The 20-man project, led by Prof. Yishay Mansour of Tel Aviv University and Prof. Noam Nisan of the Hebrew University of Jerusalem, was launched at the International Conference on Learning Theory in Haifa, Israel, earlier this year.
Mansour has developed an algorithm based on machine learning, or “artificial intelligence,” to minimize the amount of virtual regret a computer program might experience.
“We are able to change and influence the decision-making of computers in real-time. Compared to human beings, help systems can much more quickly process all the available information to estimate the future as events unfold – whether it’s a bidding war on an online auction site, a sudden spike of traffic to a media website, or demand for an online product,” says Mansour.

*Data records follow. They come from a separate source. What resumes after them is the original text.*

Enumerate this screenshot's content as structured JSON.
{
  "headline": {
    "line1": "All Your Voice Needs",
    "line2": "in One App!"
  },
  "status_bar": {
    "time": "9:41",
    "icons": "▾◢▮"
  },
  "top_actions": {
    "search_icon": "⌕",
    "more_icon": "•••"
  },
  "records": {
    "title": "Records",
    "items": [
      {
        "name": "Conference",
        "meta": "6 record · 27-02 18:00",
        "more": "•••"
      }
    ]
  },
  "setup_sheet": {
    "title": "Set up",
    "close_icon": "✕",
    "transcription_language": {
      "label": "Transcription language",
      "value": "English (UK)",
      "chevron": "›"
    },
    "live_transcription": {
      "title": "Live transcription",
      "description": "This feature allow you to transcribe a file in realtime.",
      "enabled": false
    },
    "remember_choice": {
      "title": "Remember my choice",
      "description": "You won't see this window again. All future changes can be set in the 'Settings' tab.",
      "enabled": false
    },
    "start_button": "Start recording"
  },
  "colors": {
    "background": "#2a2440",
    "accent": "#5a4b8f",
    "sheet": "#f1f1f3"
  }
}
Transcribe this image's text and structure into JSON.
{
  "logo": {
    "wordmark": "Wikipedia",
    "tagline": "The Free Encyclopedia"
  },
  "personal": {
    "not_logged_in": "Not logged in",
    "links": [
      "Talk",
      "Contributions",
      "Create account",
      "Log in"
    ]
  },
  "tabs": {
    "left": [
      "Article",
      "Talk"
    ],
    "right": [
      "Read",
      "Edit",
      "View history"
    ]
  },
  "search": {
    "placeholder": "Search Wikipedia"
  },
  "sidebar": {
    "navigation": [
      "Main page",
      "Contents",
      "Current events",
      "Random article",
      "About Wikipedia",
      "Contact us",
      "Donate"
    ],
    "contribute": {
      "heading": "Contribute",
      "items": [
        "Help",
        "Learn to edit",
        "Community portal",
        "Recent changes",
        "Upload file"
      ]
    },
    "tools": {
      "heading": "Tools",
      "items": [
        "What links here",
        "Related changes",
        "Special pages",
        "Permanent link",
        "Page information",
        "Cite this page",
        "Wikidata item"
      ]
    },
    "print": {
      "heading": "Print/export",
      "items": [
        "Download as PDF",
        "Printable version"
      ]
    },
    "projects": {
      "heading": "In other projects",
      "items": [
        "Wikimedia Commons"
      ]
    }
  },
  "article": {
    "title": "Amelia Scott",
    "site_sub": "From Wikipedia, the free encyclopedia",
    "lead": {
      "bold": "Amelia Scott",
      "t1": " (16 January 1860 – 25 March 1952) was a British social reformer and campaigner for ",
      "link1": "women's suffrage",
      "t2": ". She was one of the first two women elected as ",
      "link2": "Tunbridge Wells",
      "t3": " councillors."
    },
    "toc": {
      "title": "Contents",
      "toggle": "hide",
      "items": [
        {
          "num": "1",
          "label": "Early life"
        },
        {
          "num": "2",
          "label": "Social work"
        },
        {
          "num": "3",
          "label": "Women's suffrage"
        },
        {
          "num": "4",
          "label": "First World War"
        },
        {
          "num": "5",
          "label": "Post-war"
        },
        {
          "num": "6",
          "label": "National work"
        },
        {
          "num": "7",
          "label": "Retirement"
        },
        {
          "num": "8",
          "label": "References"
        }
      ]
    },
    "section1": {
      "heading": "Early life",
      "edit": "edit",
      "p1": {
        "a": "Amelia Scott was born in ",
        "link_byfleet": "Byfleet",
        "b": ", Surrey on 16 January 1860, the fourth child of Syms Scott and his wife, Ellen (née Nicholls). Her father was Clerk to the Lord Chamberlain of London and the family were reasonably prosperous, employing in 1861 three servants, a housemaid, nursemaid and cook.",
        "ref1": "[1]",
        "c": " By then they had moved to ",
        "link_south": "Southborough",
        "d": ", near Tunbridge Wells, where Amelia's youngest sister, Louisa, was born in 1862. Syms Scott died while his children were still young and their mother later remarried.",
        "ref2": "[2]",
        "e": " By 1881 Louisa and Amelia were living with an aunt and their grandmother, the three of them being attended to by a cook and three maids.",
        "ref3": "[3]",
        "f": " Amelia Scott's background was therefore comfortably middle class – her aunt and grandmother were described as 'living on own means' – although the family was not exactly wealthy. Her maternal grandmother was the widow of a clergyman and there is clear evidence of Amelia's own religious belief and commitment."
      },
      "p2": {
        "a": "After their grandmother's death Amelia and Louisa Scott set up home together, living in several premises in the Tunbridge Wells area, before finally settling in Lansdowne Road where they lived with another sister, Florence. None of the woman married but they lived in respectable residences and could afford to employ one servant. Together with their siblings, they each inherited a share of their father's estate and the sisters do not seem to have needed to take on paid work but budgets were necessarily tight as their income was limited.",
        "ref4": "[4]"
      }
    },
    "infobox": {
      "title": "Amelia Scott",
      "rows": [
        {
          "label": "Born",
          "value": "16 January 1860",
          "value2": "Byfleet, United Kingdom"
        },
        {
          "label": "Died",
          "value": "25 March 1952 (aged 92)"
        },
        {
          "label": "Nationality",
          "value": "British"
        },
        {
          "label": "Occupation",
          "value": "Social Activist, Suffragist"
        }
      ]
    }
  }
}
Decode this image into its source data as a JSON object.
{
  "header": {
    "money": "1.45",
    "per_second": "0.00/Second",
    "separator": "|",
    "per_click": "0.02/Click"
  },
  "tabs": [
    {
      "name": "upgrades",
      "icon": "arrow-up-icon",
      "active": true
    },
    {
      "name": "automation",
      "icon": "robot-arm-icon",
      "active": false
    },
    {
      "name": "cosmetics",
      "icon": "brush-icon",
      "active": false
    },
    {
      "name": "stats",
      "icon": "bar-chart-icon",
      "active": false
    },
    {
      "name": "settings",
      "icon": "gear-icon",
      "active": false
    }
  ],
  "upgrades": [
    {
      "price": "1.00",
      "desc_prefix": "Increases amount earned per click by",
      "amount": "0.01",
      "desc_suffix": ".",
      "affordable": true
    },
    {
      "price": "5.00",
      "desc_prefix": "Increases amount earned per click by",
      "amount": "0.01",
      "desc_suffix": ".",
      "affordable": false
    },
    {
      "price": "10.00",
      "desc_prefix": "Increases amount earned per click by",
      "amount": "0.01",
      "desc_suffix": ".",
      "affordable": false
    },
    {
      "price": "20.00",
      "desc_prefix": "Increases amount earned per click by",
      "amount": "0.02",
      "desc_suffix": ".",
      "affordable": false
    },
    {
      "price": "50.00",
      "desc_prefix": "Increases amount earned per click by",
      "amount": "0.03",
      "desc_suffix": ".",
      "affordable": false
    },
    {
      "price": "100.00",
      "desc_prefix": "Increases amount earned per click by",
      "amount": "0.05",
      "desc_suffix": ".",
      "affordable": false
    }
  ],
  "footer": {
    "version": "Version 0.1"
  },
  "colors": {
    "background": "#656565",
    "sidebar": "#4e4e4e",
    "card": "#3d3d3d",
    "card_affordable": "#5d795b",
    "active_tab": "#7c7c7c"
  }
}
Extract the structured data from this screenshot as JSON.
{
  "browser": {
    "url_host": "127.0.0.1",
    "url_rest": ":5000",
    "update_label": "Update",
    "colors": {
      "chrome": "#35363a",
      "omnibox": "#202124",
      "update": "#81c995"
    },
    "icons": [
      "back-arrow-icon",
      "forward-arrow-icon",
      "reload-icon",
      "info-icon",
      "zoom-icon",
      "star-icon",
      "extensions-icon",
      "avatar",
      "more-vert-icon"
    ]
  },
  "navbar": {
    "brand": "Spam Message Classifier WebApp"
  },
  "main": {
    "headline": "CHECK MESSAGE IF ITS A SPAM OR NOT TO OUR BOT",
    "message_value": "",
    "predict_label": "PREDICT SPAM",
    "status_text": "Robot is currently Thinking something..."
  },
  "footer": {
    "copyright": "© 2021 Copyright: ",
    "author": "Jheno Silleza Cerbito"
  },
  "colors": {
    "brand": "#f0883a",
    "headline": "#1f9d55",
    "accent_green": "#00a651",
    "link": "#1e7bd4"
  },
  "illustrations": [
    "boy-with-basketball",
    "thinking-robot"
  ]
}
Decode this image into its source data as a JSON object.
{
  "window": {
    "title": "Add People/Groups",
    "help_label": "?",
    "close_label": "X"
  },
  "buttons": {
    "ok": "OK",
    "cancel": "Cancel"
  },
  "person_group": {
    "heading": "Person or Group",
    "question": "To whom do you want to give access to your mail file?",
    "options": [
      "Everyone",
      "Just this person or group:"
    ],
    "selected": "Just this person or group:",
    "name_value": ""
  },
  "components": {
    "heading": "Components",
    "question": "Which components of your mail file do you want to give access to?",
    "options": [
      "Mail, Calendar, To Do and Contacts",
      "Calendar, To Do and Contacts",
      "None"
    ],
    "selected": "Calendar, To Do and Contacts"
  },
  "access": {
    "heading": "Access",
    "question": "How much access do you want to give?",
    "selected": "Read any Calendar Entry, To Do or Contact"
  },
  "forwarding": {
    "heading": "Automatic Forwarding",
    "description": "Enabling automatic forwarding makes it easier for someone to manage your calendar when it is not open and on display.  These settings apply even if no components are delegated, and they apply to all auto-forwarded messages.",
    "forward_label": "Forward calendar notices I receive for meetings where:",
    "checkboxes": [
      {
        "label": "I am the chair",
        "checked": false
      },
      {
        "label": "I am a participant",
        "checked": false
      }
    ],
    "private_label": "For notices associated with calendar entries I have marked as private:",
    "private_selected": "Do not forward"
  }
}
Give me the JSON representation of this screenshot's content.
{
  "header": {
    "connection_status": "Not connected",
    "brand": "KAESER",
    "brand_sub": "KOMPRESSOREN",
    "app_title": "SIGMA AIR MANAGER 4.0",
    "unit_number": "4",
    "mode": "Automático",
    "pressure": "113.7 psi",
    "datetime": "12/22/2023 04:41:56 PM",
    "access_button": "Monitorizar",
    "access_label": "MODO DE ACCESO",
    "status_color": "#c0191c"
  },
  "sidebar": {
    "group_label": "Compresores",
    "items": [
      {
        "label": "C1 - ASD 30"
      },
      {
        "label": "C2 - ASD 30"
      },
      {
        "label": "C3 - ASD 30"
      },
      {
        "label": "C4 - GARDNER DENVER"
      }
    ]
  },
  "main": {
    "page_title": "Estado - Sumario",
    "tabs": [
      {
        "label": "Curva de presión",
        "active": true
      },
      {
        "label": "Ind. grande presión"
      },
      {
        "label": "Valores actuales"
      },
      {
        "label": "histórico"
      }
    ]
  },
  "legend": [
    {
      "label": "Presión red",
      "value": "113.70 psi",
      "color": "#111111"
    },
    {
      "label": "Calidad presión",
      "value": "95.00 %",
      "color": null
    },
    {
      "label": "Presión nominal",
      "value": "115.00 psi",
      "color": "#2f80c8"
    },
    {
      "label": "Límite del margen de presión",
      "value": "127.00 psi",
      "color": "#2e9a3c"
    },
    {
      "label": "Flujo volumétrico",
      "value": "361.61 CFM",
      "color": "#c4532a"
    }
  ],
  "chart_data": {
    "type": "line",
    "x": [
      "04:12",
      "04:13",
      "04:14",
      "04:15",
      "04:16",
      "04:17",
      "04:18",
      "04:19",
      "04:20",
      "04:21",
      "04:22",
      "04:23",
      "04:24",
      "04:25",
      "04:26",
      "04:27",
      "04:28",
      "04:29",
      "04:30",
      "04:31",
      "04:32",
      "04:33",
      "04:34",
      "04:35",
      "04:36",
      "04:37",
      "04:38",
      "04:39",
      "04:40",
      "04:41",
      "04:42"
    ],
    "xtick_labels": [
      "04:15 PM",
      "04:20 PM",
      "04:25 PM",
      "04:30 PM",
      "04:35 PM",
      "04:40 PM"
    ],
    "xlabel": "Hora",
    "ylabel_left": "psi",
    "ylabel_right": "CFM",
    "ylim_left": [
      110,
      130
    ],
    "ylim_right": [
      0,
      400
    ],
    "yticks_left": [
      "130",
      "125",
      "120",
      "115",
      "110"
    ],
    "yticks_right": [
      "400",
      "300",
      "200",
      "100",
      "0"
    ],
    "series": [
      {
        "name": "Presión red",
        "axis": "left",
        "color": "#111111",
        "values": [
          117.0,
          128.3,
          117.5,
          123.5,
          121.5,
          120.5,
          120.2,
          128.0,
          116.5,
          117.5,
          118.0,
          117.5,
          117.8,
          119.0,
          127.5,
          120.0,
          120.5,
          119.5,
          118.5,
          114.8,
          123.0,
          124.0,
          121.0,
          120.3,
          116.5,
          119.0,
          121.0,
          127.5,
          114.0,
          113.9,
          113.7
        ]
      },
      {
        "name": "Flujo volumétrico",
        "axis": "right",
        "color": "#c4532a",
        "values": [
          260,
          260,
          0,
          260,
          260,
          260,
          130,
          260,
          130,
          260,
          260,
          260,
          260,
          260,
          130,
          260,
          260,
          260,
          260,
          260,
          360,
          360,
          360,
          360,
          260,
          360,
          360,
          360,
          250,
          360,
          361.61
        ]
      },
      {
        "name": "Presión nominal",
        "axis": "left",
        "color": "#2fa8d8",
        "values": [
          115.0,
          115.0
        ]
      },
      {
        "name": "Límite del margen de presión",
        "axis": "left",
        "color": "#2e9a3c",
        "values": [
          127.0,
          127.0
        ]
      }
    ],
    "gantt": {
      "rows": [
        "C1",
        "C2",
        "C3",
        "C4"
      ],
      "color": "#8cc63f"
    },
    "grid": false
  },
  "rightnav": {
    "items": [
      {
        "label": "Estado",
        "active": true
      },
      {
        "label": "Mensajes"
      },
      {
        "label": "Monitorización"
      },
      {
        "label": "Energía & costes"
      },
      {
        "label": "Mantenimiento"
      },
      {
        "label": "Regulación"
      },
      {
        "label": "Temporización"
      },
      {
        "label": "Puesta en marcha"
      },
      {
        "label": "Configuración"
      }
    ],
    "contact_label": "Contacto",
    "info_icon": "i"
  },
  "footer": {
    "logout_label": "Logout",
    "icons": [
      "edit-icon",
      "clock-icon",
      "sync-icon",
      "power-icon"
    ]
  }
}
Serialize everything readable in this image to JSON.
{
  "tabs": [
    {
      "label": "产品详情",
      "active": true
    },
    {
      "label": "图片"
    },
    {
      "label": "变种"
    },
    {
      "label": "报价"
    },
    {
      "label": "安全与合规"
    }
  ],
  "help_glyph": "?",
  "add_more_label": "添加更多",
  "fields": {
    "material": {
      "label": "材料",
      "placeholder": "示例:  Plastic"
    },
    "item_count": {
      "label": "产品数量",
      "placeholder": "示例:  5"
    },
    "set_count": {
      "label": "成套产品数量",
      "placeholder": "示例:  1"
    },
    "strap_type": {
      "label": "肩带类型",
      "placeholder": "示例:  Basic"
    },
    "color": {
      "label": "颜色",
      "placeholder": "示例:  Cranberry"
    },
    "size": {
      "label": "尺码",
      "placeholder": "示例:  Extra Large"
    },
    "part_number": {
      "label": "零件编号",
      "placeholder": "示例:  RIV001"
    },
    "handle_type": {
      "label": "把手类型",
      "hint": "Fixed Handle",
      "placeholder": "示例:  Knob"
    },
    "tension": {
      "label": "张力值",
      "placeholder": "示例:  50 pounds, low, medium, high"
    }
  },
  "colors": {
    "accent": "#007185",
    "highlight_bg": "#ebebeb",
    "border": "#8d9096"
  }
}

Google, which is funding the research, hopes to use it to improve its own online technologies and businesses, such as its AdWords and Adsense advertising platforms.
Mansour adds that his algorithm will adapt to the situation at hand. Since Internet users are not predictable, the algorithm can in effect study and “learn” as it is running. After the task is finished, the results are “almost as if you knew all the variables in advance,” says Mansour.
“If the servers and routing systems of the Internet could see and evaluate all the relevant variables in advance, they could more efficiently prioritize server resource requests, load documents and route visitors to an Internet site, for instance,” says Mansour – an efficiency that Google finds very attractive.